In thinking about this we need to remember why white people came to Africa in the first place, and why many white people find themselves in Africa today. If you crashed a dinner party and then wouldn’t leave, does the fact that it’s time for dessert and you’re still there mean you now belong? No. Of course, it becomes a lot less clear when we move beyond this analogy and incorporate notions of self-identification, citizenship and familial connections. When a white friend tells me he’s African, do I have the right to tell him that his conception of himself is incorrect? Of course I don’t, but perhaps I have a responsibility to ask him to think deeper and interrogate why it is that he feels entitled to help himself to African identity. Personally, I don’t understand why some white people feel comfortable asserting their claim to Africa, on Africa, when this is clearly contentious and some people find this assertion aggressive — even violent.
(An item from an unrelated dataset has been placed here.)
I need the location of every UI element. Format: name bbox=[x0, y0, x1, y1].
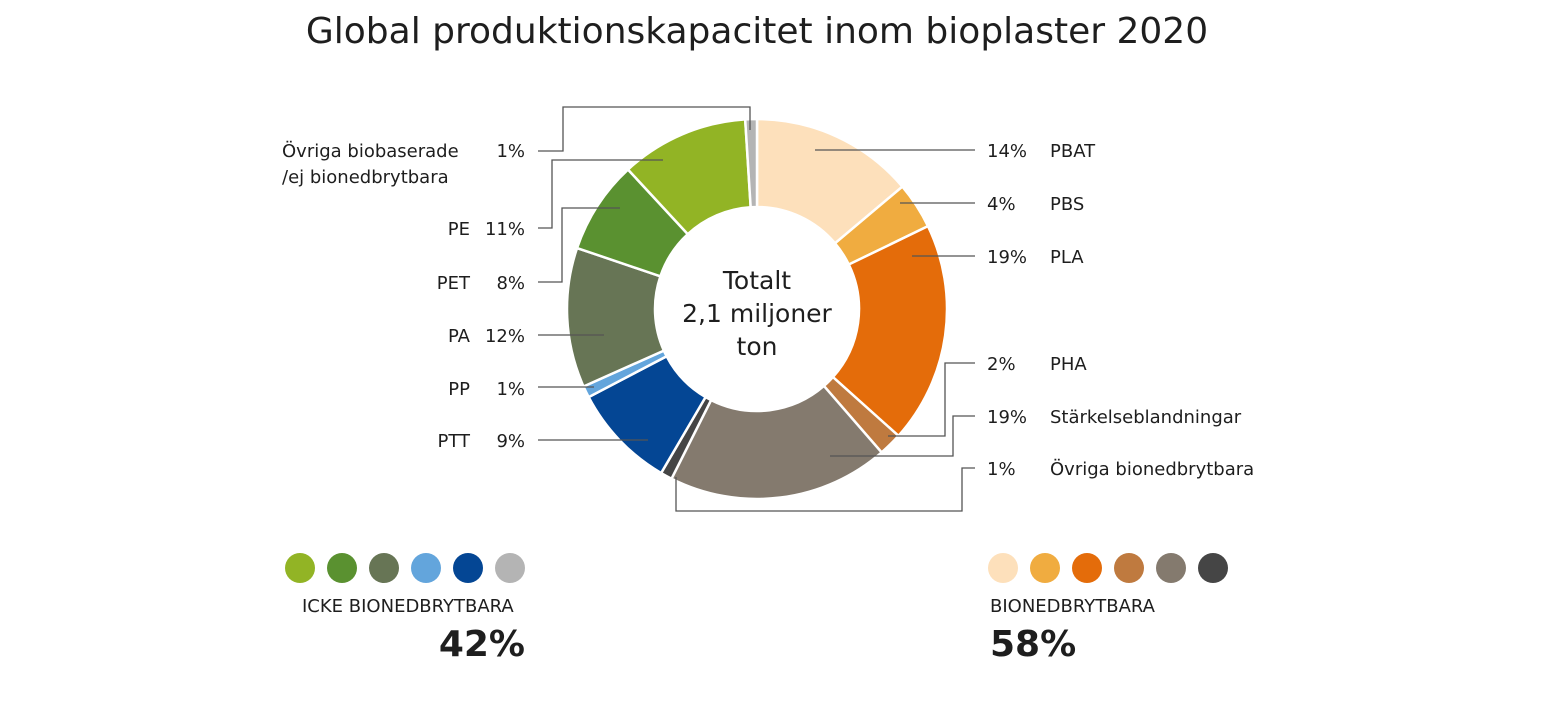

When you take the legacy of whiteness in Africa into account, how could one not feel uneasy, how could one not feel that it is legitimate for others not to welcome them?
5. Can white people be African in a way that isn’t cultural appropriation?
If white people are to adopt a sense of belonging, or the right to belong in Africa, then this needs to be a communal decision based on respect for all. White people cannot assert their Africanness, white people need to earn their Africanness, perhaps even be invited to belong. This is a deeply complicated idea. Who then has the right to extend this invitation and how could it be done? I think the first step is for white people to take a few steps back and reflect on the legitimacy of their claims to Africa. Similarly to Dolezal’s case, self-identification does not seem like it’s enough to be able to be included into a culture, race, ethnicity or identity that is not your own. As long as there is asymmetrical power without cultural exchange, and it is predominantly white people in Africa who are asserting their own Africanness, we have a problem. While white people are cherry-picking which aspects of an African culture they want to adopt for their own convenience or to appease their own guilt by legitimizing their presence, we have a case of cultural appropriation on our hands.
6. “But what am I?”
Maybe, just maybe, you don’t have to be anything. It’s quite terrifying, this idea that you don’t belong. But do you really belong if there are some people who find your presence contentious, violent, harmful, traumatic? A white presence in Africa is still a reminder of an unjust past. White people are the ‘other’ here. I think white people could be a little more conscious of this in the spaces they occupy and navigate. We need to interrogate why there exists this desire to belong, we need to think about who this best serves. When white people call themselves African, this best serves their individual interests and puts them above the collective in a way that is fundamentally inconsistent with understandings of Ubuntu.
At the very least, when people claim to be African, they are claiming a right of belonging to the continent of Africa. And quite frankly, that is a right most white people living in African simply don’t have or deserve.